Seedrandom()<0.5random()>=0.5
049805020
150234977
250384962

The frequencies are very close to each other. This is because random.random() uses a uniform probability distribution, meaning that each number between 0.0 and 1.0 has an equal chance of being generated. But what if we wanted to bias the frequencies so that more numbers are less than 0.5?

An application for this could be to randomly select an element from an array which is sorted on priority such that you want to randomly select the first element more often than the last. To do this you bias the random number generator towards smaller indices.

Solution
We need a function which takes the set of inputs from 0.0 to 1.0 and returns numbers in the same range, however skewing the mapping such that a larger part of the number range gets mapped to a smaller part of the output range.

In the graph below, y = x, the mapping is unbiased, no part of the output range has been squashed.

However if we were to bend the line so that it still goes through (0,0) and (1,1) but is curved then we could skew the mapping as demonstrated below:

The graph on the left skews the output such that there is a bias for smaller numbers; all inputs which are less than 0.6 will be mapped to be closer to 0.0 whilst the rest of the inputs will be mapped to be closer to 1.0. On the other hand, the graph on the right skews the output such that there is a bias for larger numbers; only inputs smaller than 0.4 will be mapped to be closer to 0.0 whilst the rest of the inputs will be mapped to be closer to 1.0. Also, in the graph on the left, the smaller the number the greater the chance of it being returned whilst in the graph on the right, the larger the number the greater the chance of it being returned.

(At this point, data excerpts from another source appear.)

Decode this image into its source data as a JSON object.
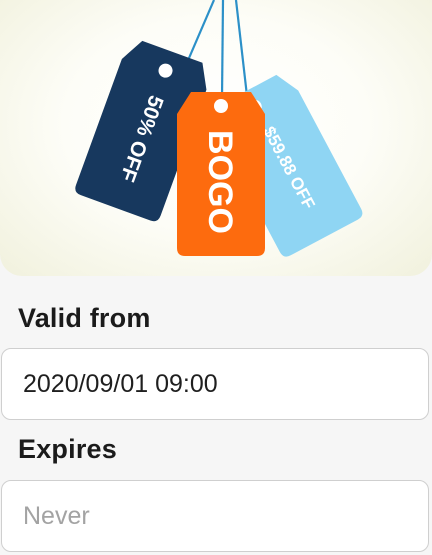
{
  "hero": {
    "tags": [
      {
        "text": "50% OFF",
        "color": "#17385e"
      },
      {
        "text": "BOGO",
        "color": "#fd6b0e"
      },
      {
        "text": "$59.88 OFF",
        "color": "#8fd5f3"
      }
    ],
    "string_color": "#2c90c8"
  },
  "form": {
    "valid_from": {
      "label": "Valid from",
      "value": "2020/09/01 09:00"
    },
    "expires": {
      "label": "Expires",
      "placeholder": "Never",
      "value": ""
    }
  }
}
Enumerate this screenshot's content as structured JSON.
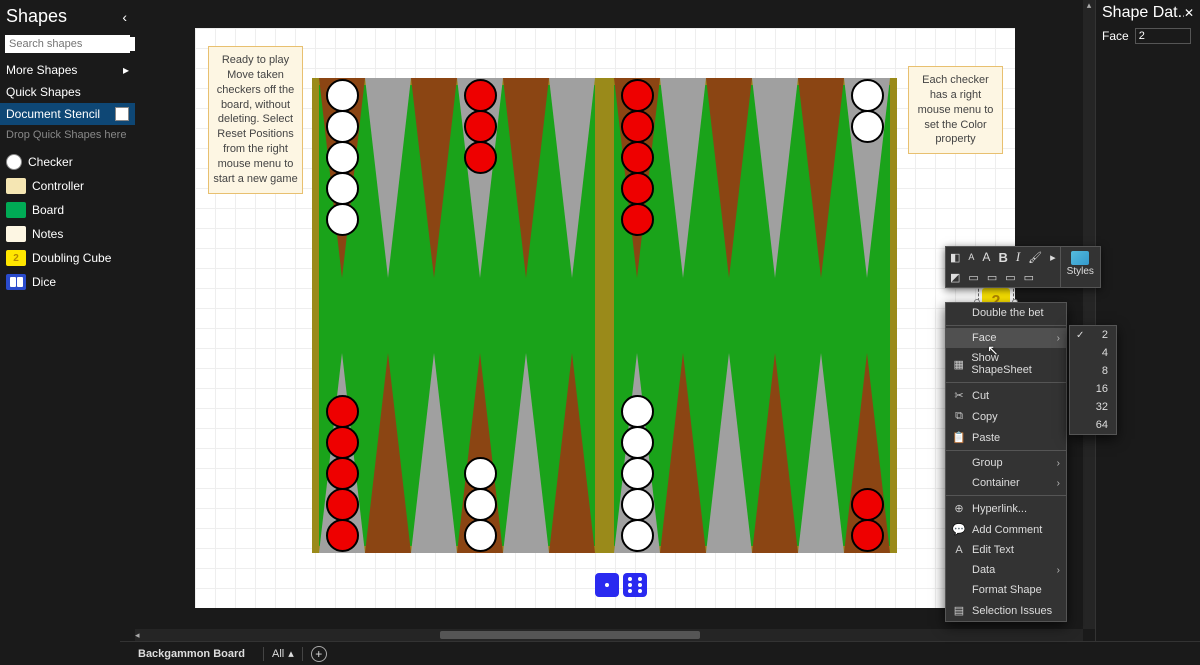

We would like to devise a function which will give us this curve, and to some how parameterise the curvature so that the bias can be made stronger or weaker. Such a curve is given by the exponent function
y = x^k           (1)
which, given that k is positive, goes through (0,0) and (1,1) and which different values of k will change the curvature such that when k is between 0.0 and 1.0 the curvature will be going flatter and when k is between 1.0 and infinity the curvature will be going steeper.

In order to control the curvature we shall allow the user to specify a point which the curve is to pass through. To find which value of k will go through the point (x',y'), we make k subject of the formula in (1) after substituting x with x' and y with y' and we get
k = ln y' / ln x'           (2)
and by substituting (2) into (1) we get
y = x^(ln y' / ln x')           (3)
which is useful for describing our curve, provided both y' and x' are between 0 and 1, both not included.

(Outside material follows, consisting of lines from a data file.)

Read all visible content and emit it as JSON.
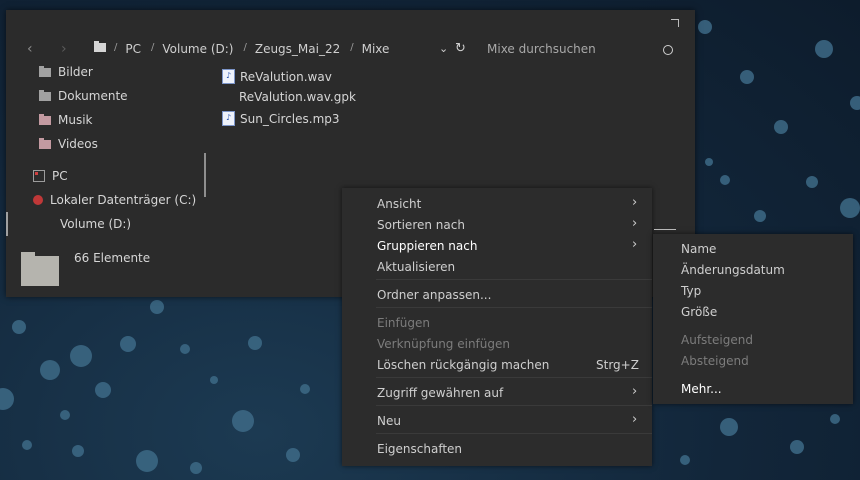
{
  "addressbar": {
    "crumbs": [
      "PC",
      "Volume (D:)",
      "Zeugs_Mai_22",
      "Mixe"
    ],
    "search_placeholder": "Mixe durchsuchen",
    "back": "‹",
    "forward": "›",
    "chevron": "⌄",
    "refresh": "↻",
    "separator": "/"
  },
  "sidebar": {
    "items": [
      "Bilder",
      "Dokumente",
      "Musik",
      "Videos",
      "PC",
      "Lokaler Datenträger (C:)",
      "Volume (D:)"
    ]
  },
  "files": [
    "ReValution.wav",
    "ReValution.wav.gpk",
    "Sun_Circles.mp3"
  ],
  "status": {
    "count": "66 Elemente"
  },
  "context_menu": {
    "items": [
      "Ansicht",
      "Sortieren nach",
      "Gruppieren nach",
      "Aktualisieren",
      "Ordner anpassen...",
      "Einfügen",
      "Verknüpfung einfügen",
      "Löschen rückgängig machen",
      "Zugriff gewähren auf",
      "Neu",
      "Eigenschaften"
    ],
    "shortcut_undo": "Strg+Z",
    "arrow": "›"
  },
  "submenu": {
    "items": [
      "Name",
      "Änderungsdatum",
      "Typ",
      "Größe",
      "Aufsteigend",
      "Absteigend",
      "Mehr..."
    ]
  },
  "icons": {
    "audio": "♪"
  }
}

However we would like the way we control the curvature to be more meaningful to the user. So instead we let the user provide just one variable, called the bias, which will be the x value which will be mapped to 0.5, hence all smaller values will be mapped to be less than 0.5 and all greater values will be mapped to be more than 0.5. To do this, we set y' to be 0.5, so that x' will be the bias, that is, the x value which gives 0.5. After modifying equation (3), the new equation is
y = x^(ln 0.5 / ln b)           (4)
where b is the bias.

The following graphs are obtained for different values of b:

Results
The following statistics demonstrate the validity of the function. Again 10000 random numbers are generated using Python's random.random() except that this time we shall pass the random numbers to the devised funtion as x using different values for b and all cases use a seed of 0:

bbias(random())<0.5bias(random())>=0.5
0.110268974
0.549805020
0.99043957

So using this function we can easily give a bias to random number generators. The only problem with it is that a bias of zero or one will result in a log of zero and division by zero respectively and hence cannot be done.

Summary
To bias a random number generator which gives random fractions so that it is biased towards numbers closer to 1 or 0, use the equation y = x^(ln 0.5 / ln b) where x is the unbiased random number, b is the fraction of numbers to be less than 0.5 and y is the biased random number.